Le risque quand on vient de la publicité, c’est de reproduire cette esthétique clinquante. Alexandre Coffre évite habilement ce piège dans lequel se sont vautrés tant avant lui et propose avec Une Pure affaire quelque chose de posé tout en le mettant en scène de façon très élaborée. En évitant l’esbroufe, Alexandre Coffre met son film en scène intelligemment, utilisant le moindre plan pour raconter son histoire et non pour impressionner. À ce titre l’introduction est un modèle de narration visuelle, le portrait fait de cette famille passant par du détail brillamment mis en valeur. Mais Une Pure affaire c’est aussi, voire surtout, un film d’acteurs. Et là les bonnes idées s’enchaînent avec bonheur. D’avoir laissé leur chance à d’éternels seconds rôles prenant ici une belle ampleur, de se laisser porter par le couple François Damiens / Pascale Arbillot bénéficiant d’une alchimie bluffante, on en oublierait presque tous les autres, excellents (dont un Gilles Cohen véritablement effrayant!)

En voilà une sacrée surprise! Avec Un Pure affaire, plusieurs constatations.
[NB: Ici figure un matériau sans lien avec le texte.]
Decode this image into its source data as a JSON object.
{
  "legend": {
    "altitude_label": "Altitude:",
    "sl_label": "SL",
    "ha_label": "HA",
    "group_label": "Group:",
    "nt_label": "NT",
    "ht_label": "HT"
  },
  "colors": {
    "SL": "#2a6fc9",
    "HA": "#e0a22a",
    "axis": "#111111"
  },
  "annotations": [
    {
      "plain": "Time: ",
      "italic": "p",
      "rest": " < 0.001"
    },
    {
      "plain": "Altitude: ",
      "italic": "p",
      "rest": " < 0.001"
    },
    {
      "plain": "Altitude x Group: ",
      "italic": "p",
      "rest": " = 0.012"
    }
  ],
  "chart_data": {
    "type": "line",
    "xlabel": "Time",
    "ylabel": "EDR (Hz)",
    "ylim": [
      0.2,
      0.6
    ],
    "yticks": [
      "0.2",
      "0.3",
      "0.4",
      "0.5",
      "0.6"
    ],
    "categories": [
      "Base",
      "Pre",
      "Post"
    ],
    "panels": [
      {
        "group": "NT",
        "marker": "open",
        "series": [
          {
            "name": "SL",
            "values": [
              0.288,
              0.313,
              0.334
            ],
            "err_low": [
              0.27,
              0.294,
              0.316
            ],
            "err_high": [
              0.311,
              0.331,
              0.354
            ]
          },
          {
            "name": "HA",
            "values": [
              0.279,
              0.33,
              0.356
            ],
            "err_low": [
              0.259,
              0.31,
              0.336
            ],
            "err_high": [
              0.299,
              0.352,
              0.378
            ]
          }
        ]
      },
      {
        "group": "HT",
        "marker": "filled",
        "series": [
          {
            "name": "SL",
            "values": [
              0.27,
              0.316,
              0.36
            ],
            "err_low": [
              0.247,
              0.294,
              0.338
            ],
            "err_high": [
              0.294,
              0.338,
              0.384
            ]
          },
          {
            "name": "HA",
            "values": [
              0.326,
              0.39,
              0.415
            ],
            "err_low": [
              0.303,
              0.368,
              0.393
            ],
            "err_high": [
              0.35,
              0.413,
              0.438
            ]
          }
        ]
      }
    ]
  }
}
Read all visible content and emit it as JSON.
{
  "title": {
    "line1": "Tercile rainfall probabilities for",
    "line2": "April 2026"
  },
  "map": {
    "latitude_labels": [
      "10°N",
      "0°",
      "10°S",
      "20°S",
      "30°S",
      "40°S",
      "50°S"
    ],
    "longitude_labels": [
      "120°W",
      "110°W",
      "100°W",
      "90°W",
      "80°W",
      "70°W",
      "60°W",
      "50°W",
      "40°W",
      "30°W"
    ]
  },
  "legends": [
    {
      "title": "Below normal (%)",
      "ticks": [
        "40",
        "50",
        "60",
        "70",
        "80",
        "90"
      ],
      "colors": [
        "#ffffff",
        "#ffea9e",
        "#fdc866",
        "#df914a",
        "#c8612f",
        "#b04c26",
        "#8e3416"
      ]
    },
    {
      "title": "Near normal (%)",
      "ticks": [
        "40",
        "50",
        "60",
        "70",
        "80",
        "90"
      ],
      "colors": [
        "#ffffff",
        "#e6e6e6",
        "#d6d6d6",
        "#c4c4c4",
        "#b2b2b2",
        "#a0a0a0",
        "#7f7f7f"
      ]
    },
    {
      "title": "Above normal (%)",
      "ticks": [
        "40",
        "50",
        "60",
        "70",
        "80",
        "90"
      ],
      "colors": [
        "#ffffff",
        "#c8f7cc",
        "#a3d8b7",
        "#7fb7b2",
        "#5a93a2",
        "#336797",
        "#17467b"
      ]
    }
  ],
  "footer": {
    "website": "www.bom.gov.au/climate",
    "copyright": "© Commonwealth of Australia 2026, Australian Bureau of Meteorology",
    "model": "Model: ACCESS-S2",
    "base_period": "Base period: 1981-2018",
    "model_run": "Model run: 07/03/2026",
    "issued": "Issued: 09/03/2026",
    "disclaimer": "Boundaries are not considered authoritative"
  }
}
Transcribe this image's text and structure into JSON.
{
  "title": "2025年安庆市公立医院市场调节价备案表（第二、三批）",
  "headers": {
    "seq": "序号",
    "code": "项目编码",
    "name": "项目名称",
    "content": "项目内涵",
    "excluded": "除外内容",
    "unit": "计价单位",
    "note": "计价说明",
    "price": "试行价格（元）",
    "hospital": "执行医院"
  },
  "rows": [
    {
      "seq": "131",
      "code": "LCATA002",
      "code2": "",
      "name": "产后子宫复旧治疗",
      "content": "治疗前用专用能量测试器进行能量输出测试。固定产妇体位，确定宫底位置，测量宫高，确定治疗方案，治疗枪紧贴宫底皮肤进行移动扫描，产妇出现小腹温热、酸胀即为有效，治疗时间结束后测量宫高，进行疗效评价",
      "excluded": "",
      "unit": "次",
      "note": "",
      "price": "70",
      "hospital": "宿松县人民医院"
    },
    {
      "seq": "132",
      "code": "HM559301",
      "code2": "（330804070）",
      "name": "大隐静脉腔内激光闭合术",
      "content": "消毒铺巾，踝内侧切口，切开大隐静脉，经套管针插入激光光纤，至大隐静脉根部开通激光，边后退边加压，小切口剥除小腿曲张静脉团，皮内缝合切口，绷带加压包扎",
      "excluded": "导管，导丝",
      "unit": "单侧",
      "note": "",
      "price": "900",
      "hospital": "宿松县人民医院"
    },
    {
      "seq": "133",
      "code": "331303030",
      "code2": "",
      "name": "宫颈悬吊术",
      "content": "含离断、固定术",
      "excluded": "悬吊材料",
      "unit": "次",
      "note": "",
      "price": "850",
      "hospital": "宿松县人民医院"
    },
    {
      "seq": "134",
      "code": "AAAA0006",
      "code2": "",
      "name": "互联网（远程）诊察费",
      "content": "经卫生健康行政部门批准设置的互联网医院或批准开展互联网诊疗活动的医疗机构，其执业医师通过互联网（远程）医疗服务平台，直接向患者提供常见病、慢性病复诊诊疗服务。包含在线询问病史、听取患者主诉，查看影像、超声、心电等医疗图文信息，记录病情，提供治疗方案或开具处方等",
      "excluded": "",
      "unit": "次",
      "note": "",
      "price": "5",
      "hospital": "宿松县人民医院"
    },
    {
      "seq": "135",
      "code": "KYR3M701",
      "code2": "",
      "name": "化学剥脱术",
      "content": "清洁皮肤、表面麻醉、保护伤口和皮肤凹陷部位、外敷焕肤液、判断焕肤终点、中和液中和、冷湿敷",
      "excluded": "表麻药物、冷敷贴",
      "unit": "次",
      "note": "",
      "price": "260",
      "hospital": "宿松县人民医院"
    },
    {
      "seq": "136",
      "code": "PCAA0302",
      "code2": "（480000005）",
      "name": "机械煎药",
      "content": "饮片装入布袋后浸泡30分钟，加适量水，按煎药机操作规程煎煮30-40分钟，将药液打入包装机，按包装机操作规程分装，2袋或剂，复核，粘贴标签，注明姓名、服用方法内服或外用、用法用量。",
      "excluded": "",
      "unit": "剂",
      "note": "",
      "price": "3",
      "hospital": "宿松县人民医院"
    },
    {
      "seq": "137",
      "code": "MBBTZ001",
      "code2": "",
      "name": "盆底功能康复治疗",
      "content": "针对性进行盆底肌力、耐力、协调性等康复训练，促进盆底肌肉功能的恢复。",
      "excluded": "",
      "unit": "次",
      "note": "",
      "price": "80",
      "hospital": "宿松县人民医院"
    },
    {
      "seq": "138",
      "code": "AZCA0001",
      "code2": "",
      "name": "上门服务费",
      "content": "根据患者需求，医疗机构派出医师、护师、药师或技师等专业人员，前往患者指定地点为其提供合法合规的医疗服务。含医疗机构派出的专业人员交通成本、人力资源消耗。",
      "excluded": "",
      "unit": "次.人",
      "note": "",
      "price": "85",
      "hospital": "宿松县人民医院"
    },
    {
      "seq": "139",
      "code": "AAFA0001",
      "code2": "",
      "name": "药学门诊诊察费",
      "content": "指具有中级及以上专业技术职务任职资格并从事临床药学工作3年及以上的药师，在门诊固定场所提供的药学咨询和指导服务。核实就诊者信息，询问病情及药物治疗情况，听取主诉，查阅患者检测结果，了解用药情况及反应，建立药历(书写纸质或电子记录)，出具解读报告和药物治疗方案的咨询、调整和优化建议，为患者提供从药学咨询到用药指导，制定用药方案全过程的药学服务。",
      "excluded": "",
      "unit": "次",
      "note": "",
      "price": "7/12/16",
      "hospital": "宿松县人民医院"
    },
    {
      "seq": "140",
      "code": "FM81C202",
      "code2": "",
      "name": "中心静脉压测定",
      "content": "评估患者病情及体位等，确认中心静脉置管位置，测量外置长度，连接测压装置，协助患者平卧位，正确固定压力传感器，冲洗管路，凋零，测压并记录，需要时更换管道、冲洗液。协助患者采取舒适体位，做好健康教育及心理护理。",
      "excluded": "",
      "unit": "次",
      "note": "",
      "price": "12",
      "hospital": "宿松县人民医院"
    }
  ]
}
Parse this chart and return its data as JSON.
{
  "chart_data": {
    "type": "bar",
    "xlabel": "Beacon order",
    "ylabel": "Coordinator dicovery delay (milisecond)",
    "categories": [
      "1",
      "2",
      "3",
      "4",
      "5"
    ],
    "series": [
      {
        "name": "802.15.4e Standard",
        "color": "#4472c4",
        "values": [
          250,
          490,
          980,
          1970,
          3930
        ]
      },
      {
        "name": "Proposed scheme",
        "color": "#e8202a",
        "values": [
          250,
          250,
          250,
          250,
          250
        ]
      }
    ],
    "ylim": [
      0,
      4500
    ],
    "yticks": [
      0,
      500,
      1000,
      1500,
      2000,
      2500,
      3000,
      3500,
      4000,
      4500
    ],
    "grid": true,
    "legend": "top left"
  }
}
Oui on a des jeunes talents en France qui peuvent faire autre chose que des parodies de films d’horreur. Oui on a des talents capables d’écrire des comédies aussi drôles qu’intelligentes. Oui on a tout ça, et c’est porté par un des plus beaux acteurs belges qui soient. Une Pure affaire c’est une révélation, une comédie-polar à l’anglaise mais bien française, avec son identité et son étude sociale grinçante. Pas cynique pour un sou, généreux et sincère, Alexandre Coffre impressionne et rassure, tout simplement.